Jaya Negara menyebut, pihaknya juga telah menyiapkan gamelan bagi sekaa teruna yang tidak memiliki pengiring sendiri. “Kami telah siapkan dua set baleganjur di kawasan patung Catur Muka untuk mengiringi ogoh-ogoh yang tidak memiliki pengiring sendiri, fasilitas kesehatan untuk situasi darurat, penyediaan toilet di fasilitas Kantor Wali Kota, hingga pembagian 2.000 nasi jinggo gratis,” jelas Sekretaris DPD PDIP Bali itu.

Baca Juga  Edukasi hingga Rumah Singgah Jadi Langkah Denpasar Atasi Stunting

Ia menegaskan, Pemkot Denpasar berkomitmen menjaga nilai-nilai budaya dalam perayaan pengerupukan. Ia juga mengingatkan pentingnya merawat makna spiritual tradisi ini tanpa penggunaan sound system yang dapat mengurangi esensinya.
Sementara itu, Bendesa Adat Denpasar Anak Agung Ngurah Alit Wirakesuma, mengatakan telah mengambil langkah-langkah agar pengarakan ogoh-ogoh berlangsung kondusif.

“Kami juga melakukan upaya untuk meminimalisir keamanan dan ketertiban ogoh-ogoh ke kawasan Catur Muka, yang telah mendapatkan dukungan dari ribuan pecalang, kepolisian, TNI, hingga Satpol PP dalam pengamanan, yang tentu akan sangat membantu kelancaran acara,” ujarnya.

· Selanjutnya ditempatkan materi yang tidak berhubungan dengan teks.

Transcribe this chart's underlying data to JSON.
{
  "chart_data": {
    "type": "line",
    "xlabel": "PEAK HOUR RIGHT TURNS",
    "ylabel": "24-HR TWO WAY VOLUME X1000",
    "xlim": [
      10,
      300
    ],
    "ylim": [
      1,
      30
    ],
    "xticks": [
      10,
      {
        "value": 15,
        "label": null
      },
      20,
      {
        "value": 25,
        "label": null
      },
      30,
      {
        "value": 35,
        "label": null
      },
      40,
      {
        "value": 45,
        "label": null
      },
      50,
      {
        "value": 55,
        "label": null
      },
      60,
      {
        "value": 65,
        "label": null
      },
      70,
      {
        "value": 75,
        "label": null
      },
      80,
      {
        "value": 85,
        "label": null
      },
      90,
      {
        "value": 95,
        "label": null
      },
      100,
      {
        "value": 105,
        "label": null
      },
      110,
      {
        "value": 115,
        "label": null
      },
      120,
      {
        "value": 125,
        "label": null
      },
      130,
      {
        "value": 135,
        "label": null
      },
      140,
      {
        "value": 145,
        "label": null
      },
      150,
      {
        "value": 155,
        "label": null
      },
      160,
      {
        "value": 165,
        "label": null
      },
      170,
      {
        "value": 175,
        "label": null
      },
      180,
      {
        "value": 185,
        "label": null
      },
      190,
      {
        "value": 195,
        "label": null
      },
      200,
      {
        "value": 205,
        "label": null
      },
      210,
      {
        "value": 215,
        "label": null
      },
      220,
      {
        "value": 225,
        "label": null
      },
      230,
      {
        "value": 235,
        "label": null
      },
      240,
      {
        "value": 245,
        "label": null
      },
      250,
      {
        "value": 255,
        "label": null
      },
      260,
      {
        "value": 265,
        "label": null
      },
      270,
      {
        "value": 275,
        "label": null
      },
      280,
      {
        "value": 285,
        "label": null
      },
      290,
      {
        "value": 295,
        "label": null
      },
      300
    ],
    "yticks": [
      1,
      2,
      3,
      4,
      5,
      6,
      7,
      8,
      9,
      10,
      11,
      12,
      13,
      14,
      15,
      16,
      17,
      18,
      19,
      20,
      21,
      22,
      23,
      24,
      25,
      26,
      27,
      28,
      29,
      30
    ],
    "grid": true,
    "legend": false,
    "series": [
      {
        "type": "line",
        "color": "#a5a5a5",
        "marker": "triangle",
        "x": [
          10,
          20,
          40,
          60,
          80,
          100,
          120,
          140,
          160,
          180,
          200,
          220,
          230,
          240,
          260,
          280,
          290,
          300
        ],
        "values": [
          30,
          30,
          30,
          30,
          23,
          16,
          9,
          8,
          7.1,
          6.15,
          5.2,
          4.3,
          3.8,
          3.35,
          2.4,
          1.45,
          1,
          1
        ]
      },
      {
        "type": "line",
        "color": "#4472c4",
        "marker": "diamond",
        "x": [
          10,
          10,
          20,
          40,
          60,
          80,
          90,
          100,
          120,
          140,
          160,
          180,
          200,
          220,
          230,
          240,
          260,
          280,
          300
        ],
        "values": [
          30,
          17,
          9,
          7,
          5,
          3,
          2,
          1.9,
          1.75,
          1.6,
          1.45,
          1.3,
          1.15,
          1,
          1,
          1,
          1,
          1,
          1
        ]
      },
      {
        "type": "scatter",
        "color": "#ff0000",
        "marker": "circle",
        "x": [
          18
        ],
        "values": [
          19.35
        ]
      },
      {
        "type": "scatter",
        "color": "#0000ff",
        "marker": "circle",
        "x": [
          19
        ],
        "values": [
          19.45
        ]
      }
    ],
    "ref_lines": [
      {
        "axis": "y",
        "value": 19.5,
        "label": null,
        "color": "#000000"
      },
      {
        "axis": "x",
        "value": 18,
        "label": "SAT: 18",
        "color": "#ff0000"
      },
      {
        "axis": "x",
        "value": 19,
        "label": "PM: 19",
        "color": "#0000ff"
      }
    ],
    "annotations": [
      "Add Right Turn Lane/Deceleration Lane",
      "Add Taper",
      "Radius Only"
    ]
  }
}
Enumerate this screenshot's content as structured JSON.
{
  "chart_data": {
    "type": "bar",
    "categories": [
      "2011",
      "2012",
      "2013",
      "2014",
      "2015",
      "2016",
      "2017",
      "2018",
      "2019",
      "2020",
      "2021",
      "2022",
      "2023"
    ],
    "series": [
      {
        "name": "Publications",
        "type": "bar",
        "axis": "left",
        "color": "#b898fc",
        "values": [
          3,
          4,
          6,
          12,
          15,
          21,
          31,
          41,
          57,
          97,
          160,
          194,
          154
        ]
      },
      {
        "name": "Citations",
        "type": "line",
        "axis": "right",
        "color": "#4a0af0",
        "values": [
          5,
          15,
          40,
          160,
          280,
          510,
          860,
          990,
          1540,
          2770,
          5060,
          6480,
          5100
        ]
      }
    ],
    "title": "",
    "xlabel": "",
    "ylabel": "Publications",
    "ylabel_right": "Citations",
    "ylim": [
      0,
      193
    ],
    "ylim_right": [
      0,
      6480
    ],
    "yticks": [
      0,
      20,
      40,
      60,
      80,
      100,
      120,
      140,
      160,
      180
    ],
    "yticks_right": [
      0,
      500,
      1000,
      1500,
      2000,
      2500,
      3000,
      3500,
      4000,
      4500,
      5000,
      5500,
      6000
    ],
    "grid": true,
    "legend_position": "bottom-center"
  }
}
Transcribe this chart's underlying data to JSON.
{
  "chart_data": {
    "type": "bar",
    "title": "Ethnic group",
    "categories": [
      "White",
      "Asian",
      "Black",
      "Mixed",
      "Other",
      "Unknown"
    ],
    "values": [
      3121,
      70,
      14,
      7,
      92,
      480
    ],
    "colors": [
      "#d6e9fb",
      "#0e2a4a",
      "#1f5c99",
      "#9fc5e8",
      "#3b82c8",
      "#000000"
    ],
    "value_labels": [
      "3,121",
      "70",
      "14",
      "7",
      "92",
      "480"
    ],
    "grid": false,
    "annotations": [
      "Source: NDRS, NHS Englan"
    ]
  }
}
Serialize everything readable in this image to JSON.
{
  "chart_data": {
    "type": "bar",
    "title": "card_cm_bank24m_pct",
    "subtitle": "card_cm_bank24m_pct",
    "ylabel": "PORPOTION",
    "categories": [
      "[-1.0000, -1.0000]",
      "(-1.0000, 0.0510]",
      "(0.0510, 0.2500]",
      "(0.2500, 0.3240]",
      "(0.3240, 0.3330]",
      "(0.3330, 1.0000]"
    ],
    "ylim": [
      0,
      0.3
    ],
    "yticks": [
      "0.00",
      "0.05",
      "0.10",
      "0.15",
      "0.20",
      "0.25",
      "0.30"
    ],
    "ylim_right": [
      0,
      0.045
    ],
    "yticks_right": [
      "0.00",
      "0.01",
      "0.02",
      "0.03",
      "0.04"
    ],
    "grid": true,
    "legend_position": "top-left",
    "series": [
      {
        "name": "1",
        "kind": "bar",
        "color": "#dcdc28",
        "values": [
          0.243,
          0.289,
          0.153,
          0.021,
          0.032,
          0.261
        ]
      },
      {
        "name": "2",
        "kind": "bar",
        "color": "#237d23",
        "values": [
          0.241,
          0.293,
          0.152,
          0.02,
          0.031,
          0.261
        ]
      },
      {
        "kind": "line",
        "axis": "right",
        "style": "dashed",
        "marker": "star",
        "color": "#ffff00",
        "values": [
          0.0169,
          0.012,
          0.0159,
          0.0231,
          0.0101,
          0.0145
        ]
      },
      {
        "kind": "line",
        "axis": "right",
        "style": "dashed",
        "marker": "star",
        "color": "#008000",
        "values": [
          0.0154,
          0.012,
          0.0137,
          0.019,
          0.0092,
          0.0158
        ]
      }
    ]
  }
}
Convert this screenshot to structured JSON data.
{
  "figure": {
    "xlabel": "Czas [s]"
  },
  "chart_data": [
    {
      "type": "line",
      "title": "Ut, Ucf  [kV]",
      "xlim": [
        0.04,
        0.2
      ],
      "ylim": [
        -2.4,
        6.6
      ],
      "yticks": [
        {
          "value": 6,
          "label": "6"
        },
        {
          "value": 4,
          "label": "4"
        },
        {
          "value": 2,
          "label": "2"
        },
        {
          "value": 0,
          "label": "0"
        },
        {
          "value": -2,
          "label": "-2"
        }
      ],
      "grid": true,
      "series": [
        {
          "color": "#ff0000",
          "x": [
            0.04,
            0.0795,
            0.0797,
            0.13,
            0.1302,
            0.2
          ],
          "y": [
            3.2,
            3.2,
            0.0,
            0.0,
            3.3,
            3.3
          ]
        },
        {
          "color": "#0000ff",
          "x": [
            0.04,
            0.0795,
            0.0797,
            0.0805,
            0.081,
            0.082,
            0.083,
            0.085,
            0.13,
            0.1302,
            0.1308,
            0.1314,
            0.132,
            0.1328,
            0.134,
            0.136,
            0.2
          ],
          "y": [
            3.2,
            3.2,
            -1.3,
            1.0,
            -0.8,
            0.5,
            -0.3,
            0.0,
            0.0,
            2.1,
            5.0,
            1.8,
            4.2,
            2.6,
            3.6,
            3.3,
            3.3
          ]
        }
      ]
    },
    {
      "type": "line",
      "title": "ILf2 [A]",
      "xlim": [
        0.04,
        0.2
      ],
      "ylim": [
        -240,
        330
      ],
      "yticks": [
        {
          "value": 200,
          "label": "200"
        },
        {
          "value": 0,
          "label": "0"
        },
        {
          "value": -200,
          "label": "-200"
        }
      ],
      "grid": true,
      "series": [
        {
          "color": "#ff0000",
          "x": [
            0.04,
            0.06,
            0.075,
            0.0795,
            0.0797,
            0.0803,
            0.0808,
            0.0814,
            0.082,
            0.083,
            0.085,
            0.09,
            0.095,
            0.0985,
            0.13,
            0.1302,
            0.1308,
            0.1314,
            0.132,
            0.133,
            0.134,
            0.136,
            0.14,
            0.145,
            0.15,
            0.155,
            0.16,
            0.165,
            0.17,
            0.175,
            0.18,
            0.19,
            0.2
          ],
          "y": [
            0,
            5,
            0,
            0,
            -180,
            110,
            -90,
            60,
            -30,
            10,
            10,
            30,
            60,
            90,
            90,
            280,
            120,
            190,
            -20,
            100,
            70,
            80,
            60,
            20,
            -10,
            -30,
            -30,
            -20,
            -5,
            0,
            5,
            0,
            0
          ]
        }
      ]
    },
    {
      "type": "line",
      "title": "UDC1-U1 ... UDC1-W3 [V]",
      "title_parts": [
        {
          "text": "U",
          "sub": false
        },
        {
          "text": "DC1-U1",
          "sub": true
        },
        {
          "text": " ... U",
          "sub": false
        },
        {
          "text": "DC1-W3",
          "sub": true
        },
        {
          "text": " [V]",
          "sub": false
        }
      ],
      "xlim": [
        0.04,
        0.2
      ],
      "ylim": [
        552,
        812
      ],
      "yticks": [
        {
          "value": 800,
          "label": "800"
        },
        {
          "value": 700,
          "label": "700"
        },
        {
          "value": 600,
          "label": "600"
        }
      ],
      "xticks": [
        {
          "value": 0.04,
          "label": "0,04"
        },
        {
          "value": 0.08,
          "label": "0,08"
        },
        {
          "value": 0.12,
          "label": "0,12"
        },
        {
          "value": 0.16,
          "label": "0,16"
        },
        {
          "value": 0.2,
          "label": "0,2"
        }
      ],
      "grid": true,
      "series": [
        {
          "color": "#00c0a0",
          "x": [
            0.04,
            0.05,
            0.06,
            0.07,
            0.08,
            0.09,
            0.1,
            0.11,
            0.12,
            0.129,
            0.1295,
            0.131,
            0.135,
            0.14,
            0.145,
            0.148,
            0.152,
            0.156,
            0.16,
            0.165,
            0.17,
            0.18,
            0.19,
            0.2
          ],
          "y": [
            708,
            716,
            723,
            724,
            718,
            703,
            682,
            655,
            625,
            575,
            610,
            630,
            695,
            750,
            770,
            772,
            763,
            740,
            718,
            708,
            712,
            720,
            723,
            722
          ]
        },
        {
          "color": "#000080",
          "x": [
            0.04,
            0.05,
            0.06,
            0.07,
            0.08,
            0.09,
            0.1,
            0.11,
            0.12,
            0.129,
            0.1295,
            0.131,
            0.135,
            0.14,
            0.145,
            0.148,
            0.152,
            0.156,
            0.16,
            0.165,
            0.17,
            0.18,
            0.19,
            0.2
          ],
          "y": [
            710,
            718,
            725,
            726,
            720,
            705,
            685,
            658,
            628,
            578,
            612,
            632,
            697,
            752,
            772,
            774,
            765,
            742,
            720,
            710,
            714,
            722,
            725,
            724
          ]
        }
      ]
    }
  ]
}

Selain itu, pihaknya akan melakukan sidak terhadap penggunaan sound system untuk menjaga esensi budaya ogoh-ogoh. “Adanya peningkatan dana Rp20 juta dari Pemkot Denpasar untuk penguatan kreativitas ogoh-ogoh juga menunjukkan komitmen dalam mendukung kebudayaan lokal. Dengan kolaborasi antara desa adat, pemerintah, dan aparat keamanan, diharapkan pengarakan ogoh-ogoh bisa menjadi perayaan yang aman, tertib, dan tetap mencerminkan nilai-nilai budaya Bali,” sambungnya.